Zopa started life as the world’s first ever peer-to-peer lender in 2005. In 2020, the company announced its intention to move away from P2P lending and secured a banking licence.
Fast forward 21 months and Zopa has transformed into an extremely rare fintech breed: it’s hit profitability — and is only the second challenger bank to do so, after frontrunner Starling.
So, how exactly has Zopa managed it? Sifted sat down with CEO Jaidev Janardana to find out in a recent edition of our weekly Fintech newsletter.
What’s driven up profitability?
We've had a very strong 2021. I think what is different with us, compared to a lot of the other neobanks, is the fact that we are focused on people's borrowing and savings needs. We can make a bigger impact on customers’ lives through that, and it is also a far more monetisable model: we get interest revenue as people borrow from us.
And over the last year and a half we’ve seen that the need for digital responsible credit, as well as good alternative savings opportunities, has increased. So we’ve really benefited from the capability we have built there. This focus helped us create a more sustainable business that is profitable, faster.
How much have you grown since you pivoted from P2P lending to banking?

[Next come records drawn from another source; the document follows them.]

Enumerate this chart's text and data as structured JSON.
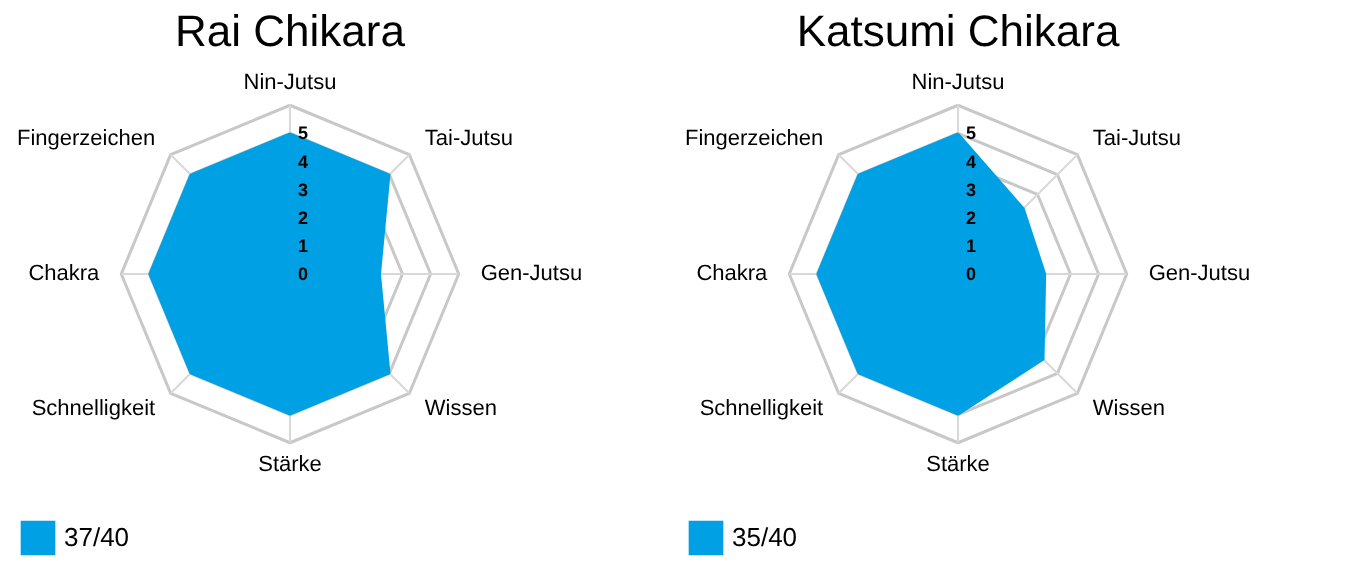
{
  "chart_data": [
    {
      "type": "radar",
      "title": "Rai Chikara",
      "categories": [
        "Nin-Jutsu",
        "Tai-Jutsu",
        "Gen-Jutsu",
        "Wissen",
        "Stärke",
        "Schnelligkeit",
        "Chakra",
        "Fingerzeichen"
      ],
      "series": [
        {
          "name": "37/40",
          "color": "#00a0e4",
          "values": [
            5,
            5,
            3.2,
            5,
            5,
            5,
            5,
            5
          ]
        }
      ],
      "ylim": [
        0,
        6
      ],
      "yticks": [
        0,
        1,
        2,
        3,
        4,
        5
      ],
      "grid": true,
      "legend": "bottom"
    },
    {
      "type": "radar",
      "title": "Katsumi Chikara",
      "categories": [
        "Nin-Jutsu",
        "Tai-Jutsu",
        "Gen-Jutsu",
        "Wissen",
        "Stärke",
        "Schnelligkeit",
        "Chakra",
        "Fingerzeichen"
      ],
      "series": [
        {
          "name": "35/40",
          "color": "#00a0e4",
          "values": [
            5,
            3.3,
            3.1,
            4.3,
            5,
            5,
            5,
            5
          ]
        }
      ],
      "ylim": [
        0,
        6
      ],
      "yticks": [
        0,
        1,
        2,
        3,
        4,
        5
      ],
      "grid": true,
      "legend": "bottom"
    }
  ]
}
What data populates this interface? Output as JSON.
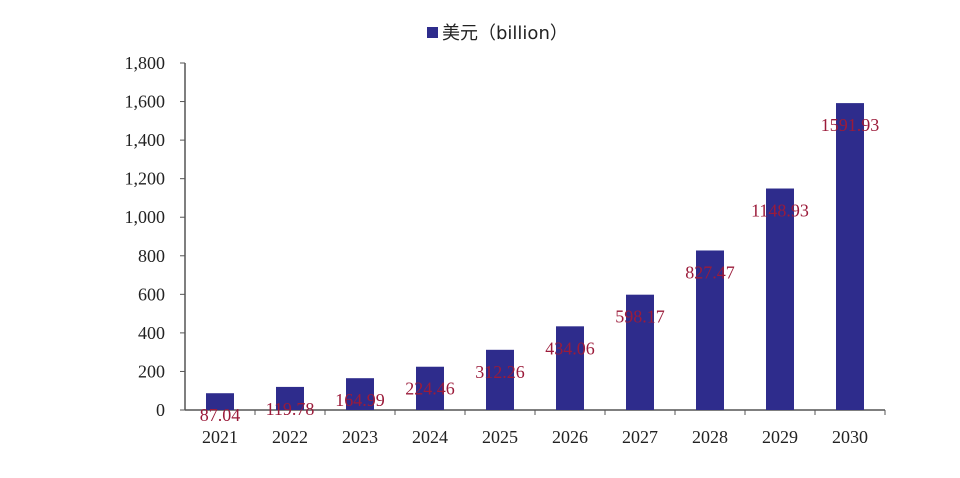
{
  "chart_data": {
    "type": "bar",
    "categories": [
      "2021",
      "2022",
      "2023",
      "2024",
      "2025",
      "2026",
      "2027",
      "2028",
      "2029",
      "2030"
    ],
    "series": [
      {
        "name": "美元（billion）",
        "values": [
          87.04,
          119.78,
          164.99,
          224.46,
          312.26,
          434.06,
          598.17,
          827.47,
          1148.93,
          1591.93
        ],
        "labels": [
          "87.04",
          "119.78",
          "164.99",
          "224.46",
          "312.26",
          "434.06",
          "598.17",
          "827.47",
          "1148.93",
          "1591.93"
        ]
      }
    ],
    "legend_text": "美元（billion）",
    "legend_position": "top-center",
    "ylim": [
      0,
      1800
    ],
    "yticks": [
      0,
      200,
      400,
      600,
      800,
      1000,
      1200,
      1400,
      1600,
      1800
    ],
    "ytick_labels": [
      "0",
      "200",
      "400",
      "600",
      "800",
      "1,000",
      "1,200",
      "1,400",
      "1,600",
      "1,800"
    ],
    "grid": false,
    "colors": {
      "bar": "#2e2c8c",
      "label": "#9b1b3a",
      "axis": "#555555"
    }
  }
}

We grew revenue by about 130% last year and we expect to more than double it again this year. We’ve now turned a profit of under £1m. We're a touch under 1.5bn loans on the balance sheet now, and we crossed the billion mark for deposits earlier this year. We expect to double the amount of deposits again over the next 12 months — people like our competitive rates, particularly at a time like this. In terms of customer numbers, despite having been around for some time, we actually grew customer numbers by about 60% last year.
At your last raise you spoke of profitability as the benchmark for an IPO. Is that still the plan?
From a business standpoint, it's great that we are profitable, and we expect to continue to be profitable going forward on a quarterly basis. This was one of the things I wanted to make sure we did before we went public. But our business is well capitalised and we don't need to be in a hurry — we have the support of existing investors who could give us more runway if we need it.
So it really depends on market conditions. We live in an uncertain world right now. The IPO market has dropped dramatically this year, and we will just have to monitor how those things change. We’re lucky to have flexibility to choose the right time, and it’s hard to tell when it will recover. It’s more of a watch and wait.
Would you still prefer the UK over the US for a listing?
We would like our listing to be in London. We'll have to make the right choice for the business as and when the time comes, but we are a UK business focused on UK consumers. And I think there are some good things happening in the UK that will make it easier to list here.